The transition path document reveals (on page 55) that the “planned legislative procedure” to reform REACH will take place before 2026, while the revision will be applied from 2027 to 2050.

Global regulation of PFAS underway

Despite the slowdown in Brussels, two forms of PFAS have been banned in the European Union since 2020 thanks to the Stockholm Convention on Persistent Organic Pollutants (POPs), a 2004 global treaty administered by the United Nations Environment Program (UNEP) and based in Geneva.

The convention has been signed by 185 states, including China, India, Russia and the EU. The United States and Israel have also signed, but not ratified, the convention.

The Stockholm Convention for example banned DDT and also agreed to ban PFAS in firefighting foams in 2009, with a deadline to implement the ban no later than 2025.

Fourteen years later, the EU was finally able to organize a second public hearing this week on the banning of PFAS in fire-fighting foams.

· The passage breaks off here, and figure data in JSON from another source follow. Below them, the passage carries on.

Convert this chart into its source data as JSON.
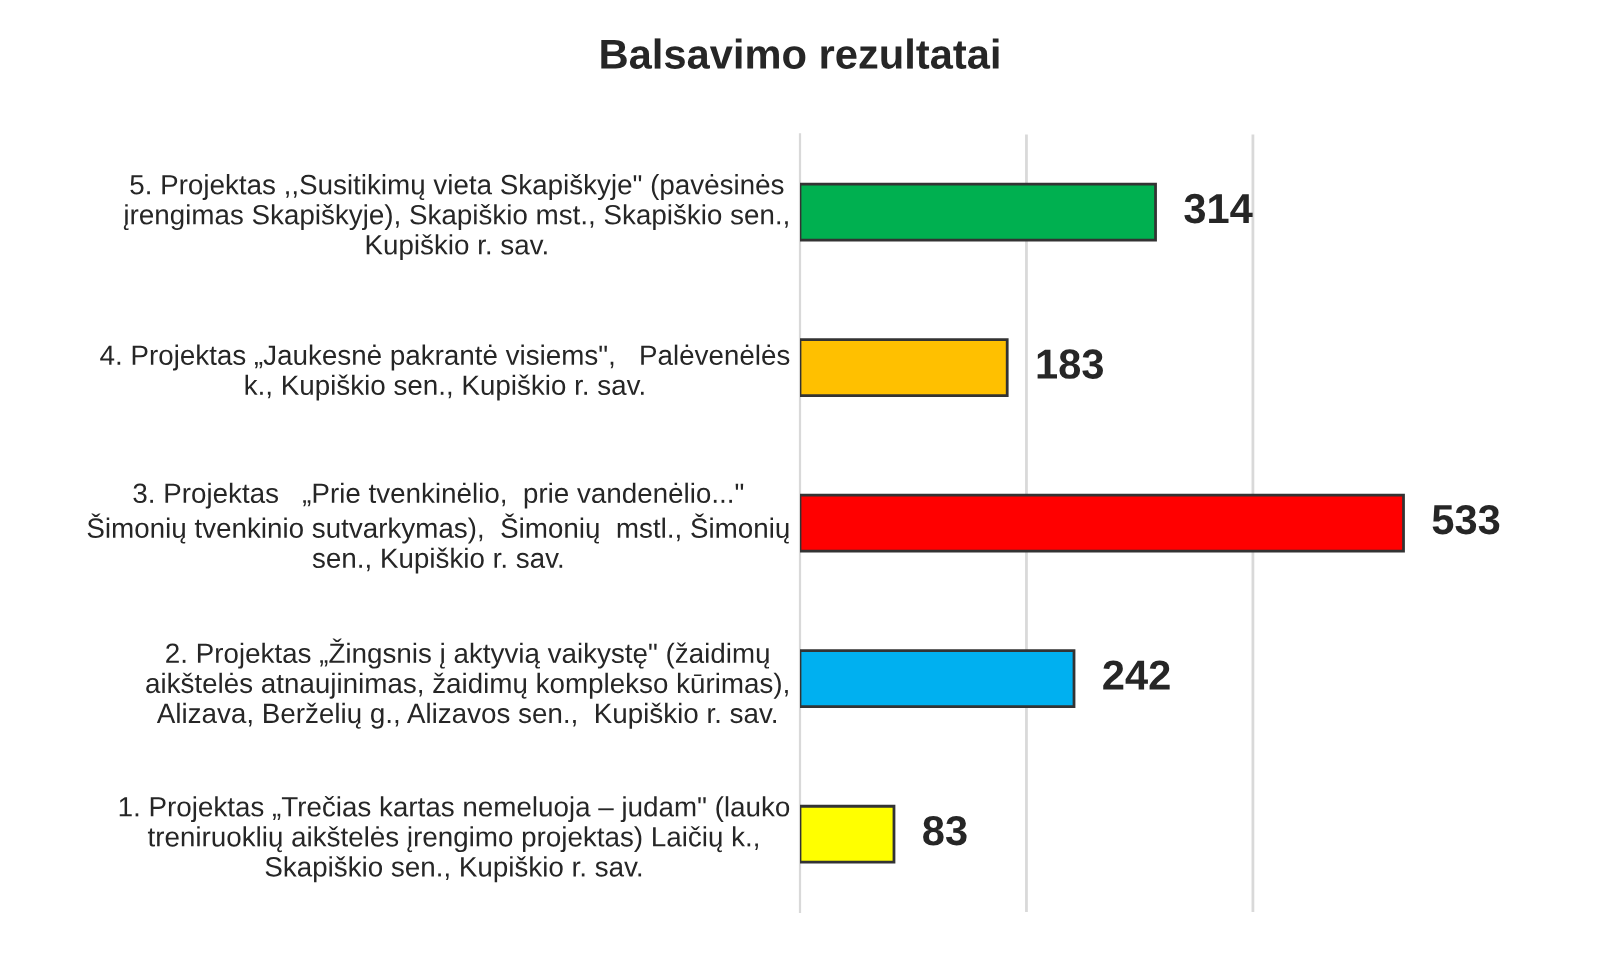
{
  "chart_data": {
    "type": "bar",
    "orientation": "horizontal",
    "title": "Balsavimo rezultatai",
    "categories": [
      "5. Projektas ,,Susitikimų vieta Skapiškyje\" (pavėsinės\nįrengimas Skapiškyje), Skapiškio mst., Skapiškio sen.,\nKupiškio r. sav.",
      "4. Projektas „Jaukesnė pakrantė visiems\",   Palėvenėlės\nk., Kupiškio sen., Kupiškio r. sav.",
      "3. Projektas   „Prie tvenkinėlio,  prie vandenėlio...\"\nŠimonių tvenkinio sutvarkymas),  Šimonių  mstl., Šimonių\nsen., Kupiškio r. sav.",
      "2. Projektas „Žingsnis į aktyvią vaikystę\" (žaidimų\naikštelės atnaujinimas, žaidimų komplekso kūrimas),\nAlizava, Berželių g., Alizavos sen.,  Kupiškio r. sav.",
      "1. Projektas „Trečias kartas nemeluoja – judam\" (lauko\ntreniruoklių aikštelės įrengimo projektas) Laičių k.,\nSkapiškio sen., Kupiškio r. sav."
    ],
    "values": [
      314,
      183,
      533,
      242,
      83
    ],
    "colors": [
      "#00b050",
      "#ffc000",
      "#ff0000",
      "#00b0f0",
      "#ffff00"
    ],
    "data_labels": true,
    "ref_lines": [
      {
        "axis": "x",
        "value": 200,
        "color": "#d9d9d9"
      },
      {
        "axis": "x",
        "value": 400,
        "color": "#d9d9d9"
      }
    ],
    "tick_labels": "y"
  }
}
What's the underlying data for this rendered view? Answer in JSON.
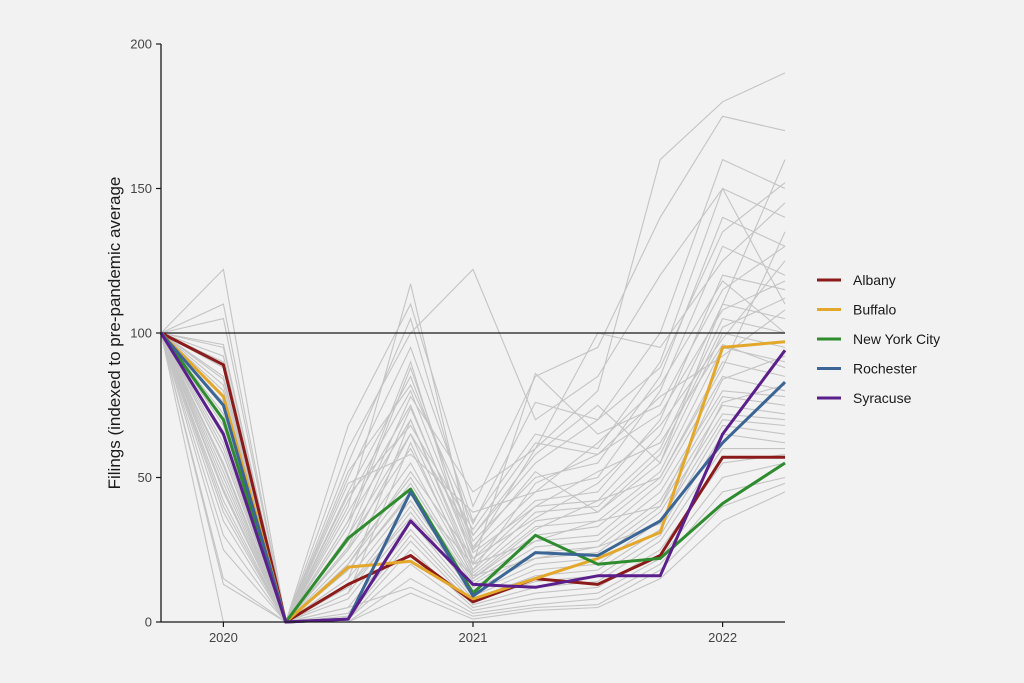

“The consultations are open to everyone,” ECHA spokesperson Hanna-Kaisa Torkkeli told EUobserver.

An online contribution form is available on the ECHA website.

“It’s not helpful for people to send comments like ‘I don’t like it,'” Torkkeli said. She advises that contributions must be “justified”.

When the consultation on the five countries’ proposal to ban PFAS closes in September 2023, the responses will be analyzed by ECHA’s two scientific committees.

“As this is a big proposal, it’s impossible to say how long it will take,” Torkkeli said.

When this is done, ECHA will send an opinion, together with a proposal, to the commission in Brussels.

It is then up to the Commission to formulate a proposal and approve it under the complicated procedures of comitology negotiation with the Member States, and finally to have it adopted or rejected by the European Parliament.

“In our opinion, we have to do something now,” said Jørgensen of the Danish Consumer Council.

“If you read the proposal to restrict PFAS (from the five member states), they list one proposal for a ban without waivers and one with waivers. They chose the option with waivers because they want to give the industry a transition period. But the conclusion is that we have to do something now. Otherwise, future generations will have to pay the price,” said Jørgensen.

One thing that can generate additional delays is the limited capacity of the Helsinki branch.

On average, ECHA handled just 44 chemicals per year from 2014-2021, according to an agency management report dated December 16, 2022.